As told to Katy Diamond Hamer, 1177 words.
Tags: Fashion, Design, Process, Collaboration, Inspiration, Production.
On working togetherThe designers behind Eckhaus Latta discuss collaboration, color choice, and the difference between art institutions and retail spaces.
You recently had an exhibition titled Possessed at the Whitney, and completed a runway show for Spring 2019. I wanted to just start talking about the Whitney, and about the word “possessed.” It’s a double entendre; a state of mind—to be possessed by a demon or a devil—and the action of owning something or an object. Can we start here and speak about what possession means to you both?
Mike Eckhaus: For us, possessed is the state of—not in the exorcism sense of being possessed—but in the sense of work and motivation, and striving for something.
Zoe Latta: Also, you can possess something, and be possessed by something. Consuming something is a very similar act. We were really interested in the question posed by the exhibition regarding the difference between retail space and art institutions. We were interested in how both spaces utilize both meanings of the word and could execute both uses of the work.
Mike: We are a fashion brand, and so really just possessed in poses. There is a similarity in how they’re structured as words, and what operates as reality or a potential reality within the overall exhibition of the space.
Zoe: For Mike and I, we really don’t like coining something, but appreciate how poetic the word is, and it is open for interpretation. I’m glad you gathered both, we like that it has options.
The Whitney show is accessible to both fashion and art lovers. It also features forms of display that result from your collective collaboration with other artists such as Martine Syms. I saw also Jay Latta included in there, so I’m assuming that’s a relative. How did you choose who to work with?
Zoe: We have pre-existing relationships with all the artists in the show and Jay is my dad. We’re not positioning ourselves as curators, but we found that the artists that we chose to work with were all asking a similar a question in terms of the function of their work, referencing a utilitarian object. They’re all successfully making art with these questions [and we are inviting] other people to ask that question.

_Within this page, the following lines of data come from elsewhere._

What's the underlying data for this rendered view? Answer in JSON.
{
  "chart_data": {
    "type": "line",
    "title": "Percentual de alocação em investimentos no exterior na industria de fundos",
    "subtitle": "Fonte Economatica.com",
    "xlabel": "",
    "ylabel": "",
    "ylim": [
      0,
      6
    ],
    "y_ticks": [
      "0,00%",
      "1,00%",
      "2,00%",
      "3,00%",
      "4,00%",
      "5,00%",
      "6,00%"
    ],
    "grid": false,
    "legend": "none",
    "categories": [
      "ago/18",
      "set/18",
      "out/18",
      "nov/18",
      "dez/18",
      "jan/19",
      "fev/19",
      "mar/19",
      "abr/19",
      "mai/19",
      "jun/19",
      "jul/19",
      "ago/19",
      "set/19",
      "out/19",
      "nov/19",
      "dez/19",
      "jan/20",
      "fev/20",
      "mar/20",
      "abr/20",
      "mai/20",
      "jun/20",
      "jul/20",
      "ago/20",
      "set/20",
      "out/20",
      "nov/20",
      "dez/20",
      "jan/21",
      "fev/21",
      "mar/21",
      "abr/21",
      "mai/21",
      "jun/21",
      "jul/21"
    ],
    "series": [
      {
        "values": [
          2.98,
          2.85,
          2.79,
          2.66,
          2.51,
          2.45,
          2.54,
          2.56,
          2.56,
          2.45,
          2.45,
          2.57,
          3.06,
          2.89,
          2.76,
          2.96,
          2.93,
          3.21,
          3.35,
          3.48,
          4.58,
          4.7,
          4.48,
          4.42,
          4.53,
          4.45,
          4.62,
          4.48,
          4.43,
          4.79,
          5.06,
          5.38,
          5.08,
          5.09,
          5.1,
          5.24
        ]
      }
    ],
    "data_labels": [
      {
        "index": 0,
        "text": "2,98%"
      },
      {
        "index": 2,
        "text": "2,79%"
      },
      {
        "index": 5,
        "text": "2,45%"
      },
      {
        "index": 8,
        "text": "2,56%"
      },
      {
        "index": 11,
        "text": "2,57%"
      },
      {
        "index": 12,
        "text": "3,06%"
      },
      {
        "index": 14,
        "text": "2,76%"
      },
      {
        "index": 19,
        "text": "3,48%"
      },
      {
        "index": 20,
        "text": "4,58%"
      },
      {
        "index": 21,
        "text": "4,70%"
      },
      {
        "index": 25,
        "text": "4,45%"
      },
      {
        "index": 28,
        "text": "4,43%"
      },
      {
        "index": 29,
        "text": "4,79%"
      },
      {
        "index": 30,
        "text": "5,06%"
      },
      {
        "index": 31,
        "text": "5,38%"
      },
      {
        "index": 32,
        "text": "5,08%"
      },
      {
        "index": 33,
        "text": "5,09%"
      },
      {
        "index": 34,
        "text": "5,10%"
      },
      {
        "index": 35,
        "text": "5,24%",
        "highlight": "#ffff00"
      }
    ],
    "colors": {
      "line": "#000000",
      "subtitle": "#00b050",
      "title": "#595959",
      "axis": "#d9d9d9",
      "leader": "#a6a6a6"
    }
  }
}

So for us, it was a really collaborative effort. We were never assigning different fixtures to people.
How do you work as a team? Do you find that you each bring certain skills and strengths to the brand? What are those strengths? Weaknesses?
Mike: I think we’ve always naturally gravitated towards different things in Eckhaus Latta. It’s a very shared experience. There will be times we’ll refer to each other as consultant, or a kind of critic or…
Zoe: …a support system.
Mike: In designing the collection, we both draw a lot, and then we present ideas. Then through a lot of back-and-forth we share everything, and at the end of the day it becomes Eckhaus Latta.
Zoe: We don’t have different titles, or roles even. We know what the other person is doing, and honestly it’s just enough work for two people, or more than enough. We always say we can’t really imagine doing this alone, and I don’t think any fashion designer does it alone. In addition, we also have an extraordinary team that works with us that does have more specific roles, but at the end of the day they wear many hats, too.
In regards to the Whitney show, how there’s a lot of up-cycled, pre-existing clothing that you use. How did you come across the original garments, since there are so many consistent colors and an unusual color palette? Did you dye them?
Zoe: Some of it is dead stock fabric and some of it is used, but we dyed and washed all [of the garments] ourselves. “Dead stock” is the term for when it’s leftover material for a product that was never made. It’s not secondhand, because it’s not used, but it’s sold as excess. Some of the garments in the Whitney show we made out of just our fabric, and then others we acquired through extensive thrift shopping.
Looking at Spring 2019 and the clothes in the Whitney, I was wondering what motivates your color choice and your color palette for a season?
Mike: Some of it is from textiles that we come across, and that starts to build out a palette. We also work with what people are responsive to. There are definitely certain colors that we both love that we always gravitate towards, but they’re not commercial colors. We are always asking, “Hey, do you like that kind of acidy-greenish looking color?” We just love that color.
Zoe: We haven’t overdosed on it yet.
Mike: Yeah, we haven’t overdosed. It’s been a push and pull of how much is enough of it, and how people, besides us, respond to it. Which, some people love that color, but it’s definitely not something that is universal.
What advice you might give to young designers?
Zoe: For us, we’re not really big on planning, and we’re not really that retrospective either.
Mike: No. We sweat a lot.
Zoe: We plan a lot, but it’s not like psychotically strategic. We like to leave room to be intuitive and to make, not necessarily last-minute decisions, but decisions that feel genuine. With that said, I feel like it’s just as simple as, follow your gut and work hard.
Mike: Yeah. I definitely think it’s important to follow your gut and work hard. Fashion is a lot of work, and I think no matter what position you are entering into from life, if you really want something, it just definitely requires a lot of care and a lot of work.
Zoe: And don’t be afraid to make mistakes.